Locally organized assistance has proved especially important, considering the failures of international aid groups in getting money and resources to earthquake victims. She said unlike larger international organizations, local groups know exactly where their money is being spent.
“We didn’t have to waste any money on administrative or operational costs because all of us were volunteers, and we were already here,” Jordan said. “We were able to purchase everything in Narayangarh, hire some trucks, and go straight to the villages that needed help.”
Jordan has worked to collect donations from around the world through a page she created on crowdfunding platform GoFundMe. The page has so far gathered over $4,000 since its creation in early May.
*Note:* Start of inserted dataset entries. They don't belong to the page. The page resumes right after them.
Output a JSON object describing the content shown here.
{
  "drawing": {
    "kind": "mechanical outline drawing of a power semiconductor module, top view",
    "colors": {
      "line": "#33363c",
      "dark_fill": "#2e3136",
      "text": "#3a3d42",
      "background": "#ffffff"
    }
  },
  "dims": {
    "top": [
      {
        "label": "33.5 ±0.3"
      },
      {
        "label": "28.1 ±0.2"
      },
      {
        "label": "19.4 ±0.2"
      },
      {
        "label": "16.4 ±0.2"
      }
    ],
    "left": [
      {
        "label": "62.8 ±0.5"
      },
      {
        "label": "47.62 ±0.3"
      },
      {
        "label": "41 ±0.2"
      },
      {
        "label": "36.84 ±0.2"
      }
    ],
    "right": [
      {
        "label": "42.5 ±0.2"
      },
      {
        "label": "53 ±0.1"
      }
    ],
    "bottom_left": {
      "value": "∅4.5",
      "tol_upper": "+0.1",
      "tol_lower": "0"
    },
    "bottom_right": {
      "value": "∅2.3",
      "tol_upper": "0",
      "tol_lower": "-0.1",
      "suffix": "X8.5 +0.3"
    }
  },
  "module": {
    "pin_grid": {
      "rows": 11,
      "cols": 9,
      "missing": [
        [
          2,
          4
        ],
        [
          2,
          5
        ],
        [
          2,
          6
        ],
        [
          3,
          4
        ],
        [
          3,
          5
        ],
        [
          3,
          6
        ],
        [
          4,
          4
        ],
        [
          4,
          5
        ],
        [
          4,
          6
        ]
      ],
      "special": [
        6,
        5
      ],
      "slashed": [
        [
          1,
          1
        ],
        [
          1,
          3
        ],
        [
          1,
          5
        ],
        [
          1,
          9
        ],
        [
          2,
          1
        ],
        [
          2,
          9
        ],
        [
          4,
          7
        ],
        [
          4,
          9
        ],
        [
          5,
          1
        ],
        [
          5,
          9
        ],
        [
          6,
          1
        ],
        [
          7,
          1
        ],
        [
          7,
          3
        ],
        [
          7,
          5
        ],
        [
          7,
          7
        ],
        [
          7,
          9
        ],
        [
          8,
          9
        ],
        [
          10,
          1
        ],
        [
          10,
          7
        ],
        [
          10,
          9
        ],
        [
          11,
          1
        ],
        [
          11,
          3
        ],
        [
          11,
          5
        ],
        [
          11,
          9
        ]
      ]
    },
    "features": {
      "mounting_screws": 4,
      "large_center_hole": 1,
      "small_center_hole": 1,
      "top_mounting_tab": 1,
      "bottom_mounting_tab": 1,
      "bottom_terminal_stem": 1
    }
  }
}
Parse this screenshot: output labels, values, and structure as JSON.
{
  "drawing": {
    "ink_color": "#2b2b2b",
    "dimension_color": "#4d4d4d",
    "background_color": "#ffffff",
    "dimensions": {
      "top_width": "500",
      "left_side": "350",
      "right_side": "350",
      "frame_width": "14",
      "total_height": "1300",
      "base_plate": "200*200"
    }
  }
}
John Gorman, a singer-songwriter based in Austin, decided to help Jordan raise money by organizing a benefit concert. When Gorman heard his friend, Jordan, needed money to continue her work in Nepal, he knew exactly what to do.
“It was like a bat signal for me,” Gorman said.
#Rock4Relief will feature more than 10 local artists June 14 at the Red Eyed Fly in Austin, he said.
“Basically every dollar I have at the end of the night is going to Nepal,” Gorman said.
Singer-songwriter Jennifer Cook said she volunteered to play at the benefit concert because she feels a connection with natural beauty of the Nepalese people and their country.
Cook regularly visits with Nepalese friends at her neighborhood corner store, an interaction she claims has made a distant tragedy more local and personal.
“What’s not to love about Nepal?” Cook said. “How could you say no?”